Rental: Local taxes, which hover around 19% or more, are often not included in the rate quoted you-you won’t find out until you return the car and they hand you a bill.
Lease: You’re not renting, you’re buying, and since you’re a non EU-citizen (and therefore VAT-exempt) and purchasing something that is, trust me, worth far more than the roughly $250 minimum needed in each country to get over the tax-free barrier, there are no taxes.
Rental: To write an additional driver into the rental agreement (say, your spouse) costs about $5 per day.
Lease: Usually, spouses and direct descendents (assuming they’re over 18) can drive the car and are fully covered by the insurance.
Rental: With the bigger agencies, pick-up and drop-off is available in a pretty wide selection of cities and even small towns. However, it costs more to pick up at the airport, and if you want open-ended plans, they’ll often charge you a “one-way fee” for dropping off in a different location from where you picked up (in our rental example above, Rome to Paris, this fee is a whopping $285 at Avis or National, and a frankly ridiculous $500 at Hertz).

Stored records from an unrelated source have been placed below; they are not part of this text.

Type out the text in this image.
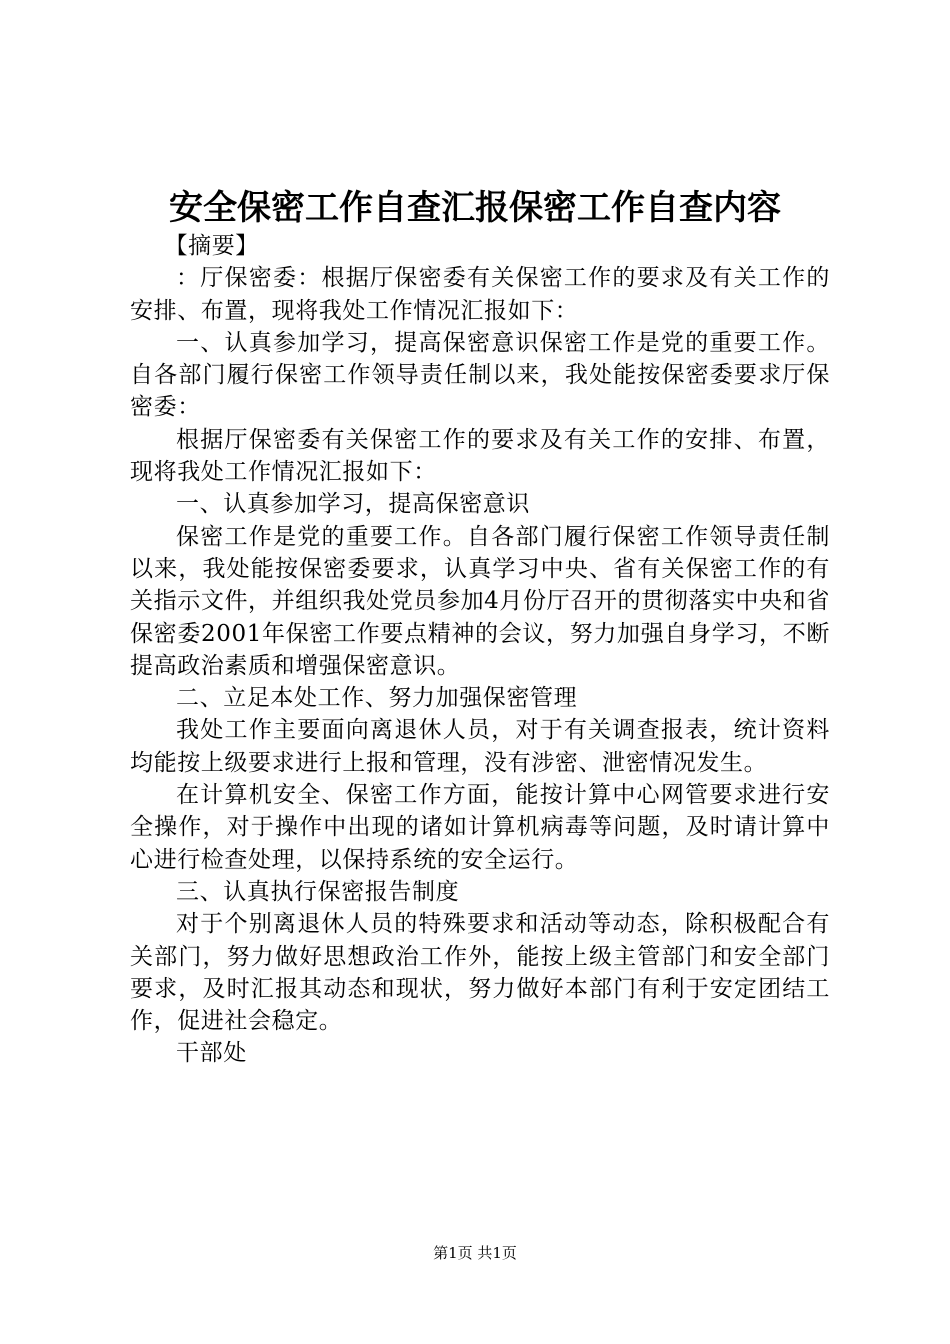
安全保密工作自查汇报保密工作自查内容

【摘要】

：厅保密委：根据厅保密委有关保密工作的要求及有关工作的安排、布置，现将我处工作情况汇报如下：

一、认真参加学习，提高保密意识保密工作是党的重要工作。自各部门履行保密工作领导责任制以来，我处能按保密委要求厅保密委：

根据厅保密委有关保密工作的要求及有关工作的安排、布置，现将我处工作情况汇报如下：

一、认真参加学习，提高保密意识

保密工作是党的重要工作。自各部门履行保密工作领导责任制以来，我处能按保密委要求，认真学习中央、省有关保密工作的有关指示文件，并组织我处党员参加4月份厅召开的贯彻落实中央和省保密委2001年保密工作要点精神的会议，努力加强自身学习，不断提高政治素质和增强保密意识。

二、立足本处工作、努力加强保密管理

我处工作主要面向离退休人员，对于有关调查报表，统计资料均能按上级要求进行上报和管理，没有涉密、泄密情况发生。

在计算机安全、保密工作方面，能按计算中心网管要求进行安全操作，对于操作中出现的诸如计算机病毒等问题，及时请计算中心进行检查处理，以保持系统的安全运行。

三、认真执行保密报告制度

对于个别离退休人员的特殊要求和活动等动态，除积极配合有关部门，努力做好思想政治工作外，能按上级主管部门和安全部门要求，及时汇报其动态和现状，努力做好本部门有利于安定团结工作，促进社会稳定。

干部处

第1页 共1页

Lease: The network of places you can pick up or drop off is more limited (roughly 36 locations across Western Europe, with half in France). However, there’s no extra charge for dropping off in a different location from where you picked up-though any pick up or drop-off made outside France usually tacks on $50 to $175-and, unlike with rentals, airport pick-ups are (usually) no more expensive than downtown.
Rental: Unlimited mileage (usually).
Lease: Unlimited mileage (always).
Rental:Many grumpy rental firms won’t trust younger explorers with their wheels; most set a minimum age limit at anywhere from 23 to 25.
Lease: It’s available to anyone over 18.
Rental: Unless your credit card covers it (and even if it does, in Italy or Spain) you are charged around $10 a day extra for the CDW (Collision Damage Waver), and many also charge you for a LDW (Loss Damage Waiver) and TLW (Theft Loss Waiver).
Lease: You get a full insurance package of the kind you enjoy at home, covering everything from property damage to injuries, both to you and the other drivers.
Rental:Read the fine print on the agreement: there’s usually a deductible on the insurance scheme. Fender bender on the autobahn? Side-swiped by a double-parking Fiat? Window smashed in by thieves? A rental agency will break the news that, despite your insurance, that CDW, and the theft insurance they made you buy, you still have to pay a sizeable deductible (which can be anywhere from $500 to $1,000 or more) before it kicks in. Some rental agencies now offer a “Super CDW” that waives the deductible, but it costs a few more bucks per day.
Lease: The insurance is deductible-free. The situations described above, while I sincerely hope you can avoid them, aren’t at all unusual. I’ve been rear-ended on a European highway during a traffic jam by some idiot too busy talking on his cell phone to pay attention (joke’s on him and his $60,000 Mercedes), had the passenger side of my parked car nearly sheared away in Sicily whilst I was in a museum, and had my rear window reduced to sparking bits of glass all over the back seat on my very last night in Rome (since I’d lugged my luggage up to my hotel room and even taken the radio faceplate with me, the frustrated thieves didn’t get a thing). All three were leased cars. Each time, I’ve turned the car back in to the guy at the airport with a sheepish smile, a shrug, a “Sorry!,” and, most importantly, without having to crack open my wallet.